Gold prices hit an all-time high—what to know before investing
From CNBC: 2024-04-01 15:47:39
Gold prices have hit an all-time high, with an ounce currently costing over $2,250. Market watchers believe the economic scenario favors gold over stocks. Despite the bullish outlook, experts advise gold plays a different role in a portfolio. Factors like inflation, store of value, and risk aversion contribute to gold’s appeal.
The recent uptrend in gold is unique, as markets have seen a surge in various assets. A weakening U.S. dollar and falling bond rates have further boosted gold prices. With the Federal Reserve projected to cut interest rates, the outlook for gold remains positive. Investors are bullish on gold due to lower opportunity costs.

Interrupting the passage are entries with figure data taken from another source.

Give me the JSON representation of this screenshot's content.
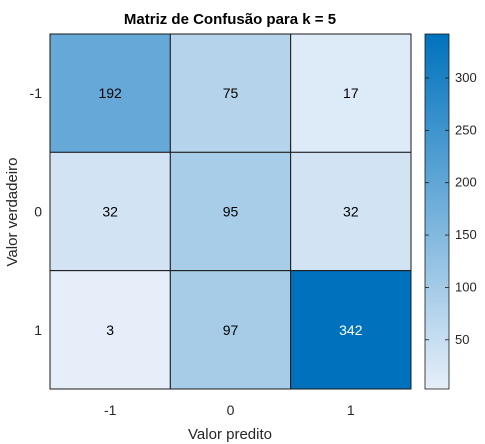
{
  "chart_data": {
    "type": "heatmap",
    "title": "Matriz de Confusão para k = 5",
    "xlabel": "Valor predito",
    "ylabel": "Valor verdadeiro",
    "x_categories": [
      "-1",
      "0",
      "1"
    ],
    "y_categories": [
      "-1",
      "0",
      "1"
    ],
    "values": [
      [
        192,
        75,
        17
      ],
      [
        32,
        95,
        32
      ],
      [
        3,
        97,
        342
      ]
    ],
    "colorbar": {
      "min": 3,
      "max": 342,
      "ticks": [
        50,
        100,
        150,
        200,
        250,
        300
      ],
      "tick_labels": [
        "50",
        "100",
        "150",
        "200",
        "250",
        "300"
      ]
    },
    "colors": {
      "low": "#e6eff9",
      "high": "#0072bd",
      "grid_line": "#1a1a1a",
      "text_dark": "#000000",
      "text_light": "#ffffff"
    },
    "grid": false,
    "legend": "colorbar-right"
  }
}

While owning gold can provide peace of mind during market declines, it does not produce any income. Billionaire investor Warren Buffett prefers assets with growth potential and compounding returns over time. Gold’s historical performance, mixed results during high inflation years, and limited utility make it a unique but volatile asset in a diversified portfolio.
To add gold exposure to a portfolio, investors can consider buying an ETF that tracks gold prices. This allows tracking gold’s performance relative to other assets without the need to physically own gold. Ultimately, the decision to invest in gold should align with an investor’s overall financial goals and risk tolerance.